Chatter among lawmakers and lobbyists at the Capitol on Tuesday raised the possibility that SB 1086 could be amended to exempt agriculture entities. Williams said he opposed amending the bill.

“There’s two problems with that. First off, if you amend it, then it’s going back over to the Senate,” Williams said. “In this building, I’d just as soon get it done and get it to the governor’s desk. That gets the teachers back in the classroom quicker. The other part is, if you carve out an exemption, then you’re going to be reducing the revenue.”

But Pfeiffer, who said he would vote against SB 1086, disagreed. A cattleman himself, Pfeiffer joked Tuesday that his northern-Oklahoma District features five counties, 18 school districts and 10 stoplights.

“It’s the timing issue that takes them from regular agriculture to qualifying for the capital gains deductions,” he said. “It fits a specific kind of timeline.

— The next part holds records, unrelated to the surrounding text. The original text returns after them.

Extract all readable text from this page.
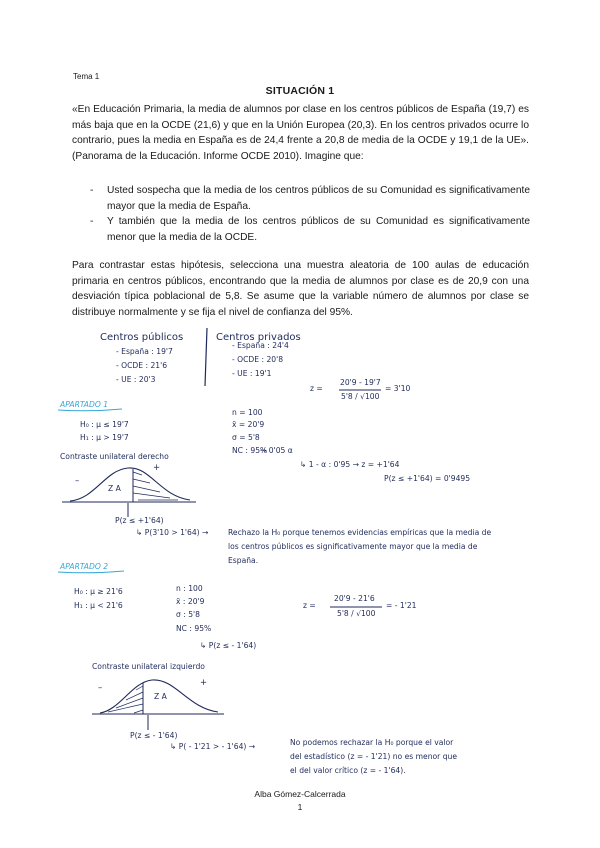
Tema 1
SITUACIÓN 1
«En Educación Primaria, la media de alumnos por clase en los centros públicos de España (19,7) es más baja que en la OCDE (21,6) y que en la Unión Europea (20,3). En los centros privados ocurre lo contrario, pues la media en España es de 24,4 frente a 20,8 de media de la OCDE y 19,1 de la UE». (Panorama de la Educación. Informe OCDE 2010). Imagine que:
- Usted sospecha que la media de los centros públicos de su Comunidad es significativamente mayor que la media de España.
- Y también que la media de los centros públicos de su Comunidad es significativamente menor que la media de la OCDE.
Para contrastar estas hipótesis, selecciona una muestra aleatoria de 100 aulas de educación primaria en centros públicos, encontrando que la media de alumnos por clase es de 20,9 con una desviación típica poblacional de 5,8. Se asume que la variable número de alumnos por clase se distribuye normalmente y se fija el nivel de confianza del 95%.
Centros públicos
- España : 19'7
- OCDE : 21'6
- UE : 20'3
Centros privados
- España : 24'4
- OCDE : 20'8
- UE : 19'1
APARTADO 1
H₀ : μ ≤ 19'7
H₁ : μ > 19'7
n = 100
x̄ = 20'9
σ = 5'8
NC : 95%
→ 0'05 α
↳ 1 - α : 0'95 → z = +1'64
P(z ≤ +1'64) = 0'9495
z =
20'9 - 19'7
5'8 / √100
= 3'10
Contraste unilateral derecho
–
+
Z A
P(z ≤ +1'64)
↳ P(3'10 > 1'64) →	Rechazo la H₀ porque tenemos evidencias empíricas que la media de
los centros públicos es significativamente mayor que la media de
España.
APARTADO 2
H₀ : μ ≥ 21'6
H₁ : μ < 21'6
n : 100
x̄ : 20'9
σ : 5'8
NC : 95%
↳ P(z ≤ - 1'64)
z =
20'9 - 21'6
5'8 / √100
= - 1'21
Contraste unilateral izquierdo
–	+
Z A
P(z ≤ - 1'64)
↳ P( - 1'21 > - 1'64) →	No podemos rechazar la H₀ porque el valor
del estadístico (z = - 1'21) no es menor que
el del valor crítico (z = - 1'64).
Alba Gómez-Calcerrada
1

They own these cattle longer than they do stocker steers, but a lot less time than cattle they’re breeding on a regular basis.”

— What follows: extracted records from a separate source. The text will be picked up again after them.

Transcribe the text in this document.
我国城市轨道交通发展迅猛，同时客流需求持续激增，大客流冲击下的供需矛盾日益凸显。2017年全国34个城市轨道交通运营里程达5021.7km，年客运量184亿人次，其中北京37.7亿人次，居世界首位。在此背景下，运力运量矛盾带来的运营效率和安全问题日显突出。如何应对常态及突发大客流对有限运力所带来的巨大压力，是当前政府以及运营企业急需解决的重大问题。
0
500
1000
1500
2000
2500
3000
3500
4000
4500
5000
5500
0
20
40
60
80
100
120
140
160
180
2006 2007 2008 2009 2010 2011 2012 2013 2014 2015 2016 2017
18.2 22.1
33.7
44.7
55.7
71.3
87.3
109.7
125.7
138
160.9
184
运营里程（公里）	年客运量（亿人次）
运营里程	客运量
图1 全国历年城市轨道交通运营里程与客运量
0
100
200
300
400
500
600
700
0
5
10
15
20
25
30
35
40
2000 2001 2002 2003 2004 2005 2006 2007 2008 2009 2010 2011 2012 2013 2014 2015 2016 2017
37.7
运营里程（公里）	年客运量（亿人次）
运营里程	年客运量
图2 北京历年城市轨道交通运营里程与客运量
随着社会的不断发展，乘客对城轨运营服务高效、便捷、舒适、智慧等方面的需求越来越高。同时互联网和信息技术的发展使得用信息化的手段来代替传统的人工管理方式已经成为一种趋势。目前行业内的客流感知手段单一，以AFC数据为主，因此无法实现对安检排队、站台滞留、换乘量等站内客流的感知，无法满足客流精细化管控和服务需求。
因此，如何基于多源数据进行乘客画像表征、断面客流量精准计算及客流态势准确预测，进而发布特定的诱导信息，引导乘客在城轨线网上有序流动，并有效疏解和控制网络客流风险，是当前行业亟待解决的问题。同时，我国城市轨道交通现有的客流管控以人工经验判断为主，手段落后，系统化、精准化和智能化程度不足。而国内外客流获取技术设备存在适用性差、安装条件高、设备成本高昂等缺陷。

He and Kelsey also said farm and ranch families would face higher taxes on the sales of non-homestead property they own.

“When it comes to land or real property, most farmers and ranchers have no retirement or savings. They’ve poured all of their assets into that land,” Kelsey said. “They pay capital gains on that land, so SB 1086 then would basically double tax.”

Pfeiffer said the sale of non-homestead property often occurs at the end of a rancher’s career or life.

“You’re dealing with people who have worked line of credit to line of credit. In typical farmer fashion, they’ve worked every year to make sure they can pay the bank back to borrow enough money to stay in business,” Pfeiffer said. “It’s really going to affect — ’cause I’ve seen it a lot in my home community and through my district — the widows of the farmers who have died.”

Pfeiffer said many older people in agriculture sell their farms “so they can afford to live in a nursing home or live in a nursing home closer to kids who have moved away.”

“A 5 percent income tax, which is what they would have to pay if the capital gains deduction (were eliminated), would really ding these retirees and these — for lack of a better word — old widder women who are just trying to retire and move close to their kids,” he said.

OK Policy and OK Farm Bureau disagree

In a series of tweets Tuesday, the Oklahoma Policy Institute called for SB 1086 to receive a hearing in the House, arguing that the capital gains income tax deduction benefits only 1 percent of Oklahomans.

The Oklahoma Farm Bureau, on the other hand, opposes elimination of the capital gains income tax deduction. Associate director of public policy Bray Haven said in a statement:

As the largest organization of family farmers and ranchers in the state, Oklahoma Farm Bureau members overwhelmingly oppose the removal of the capital gains tax deduction. Our members — who create our grassroots policy in counties across Oklahoma — have always and continue to support public education. However, placing the burden of funding the state’s schools on family farmers and ranchers is concerning, especially with farm income at a 12-year low. Commodity prices have been stagnant over the last several decades, while operational costs have continued to rise.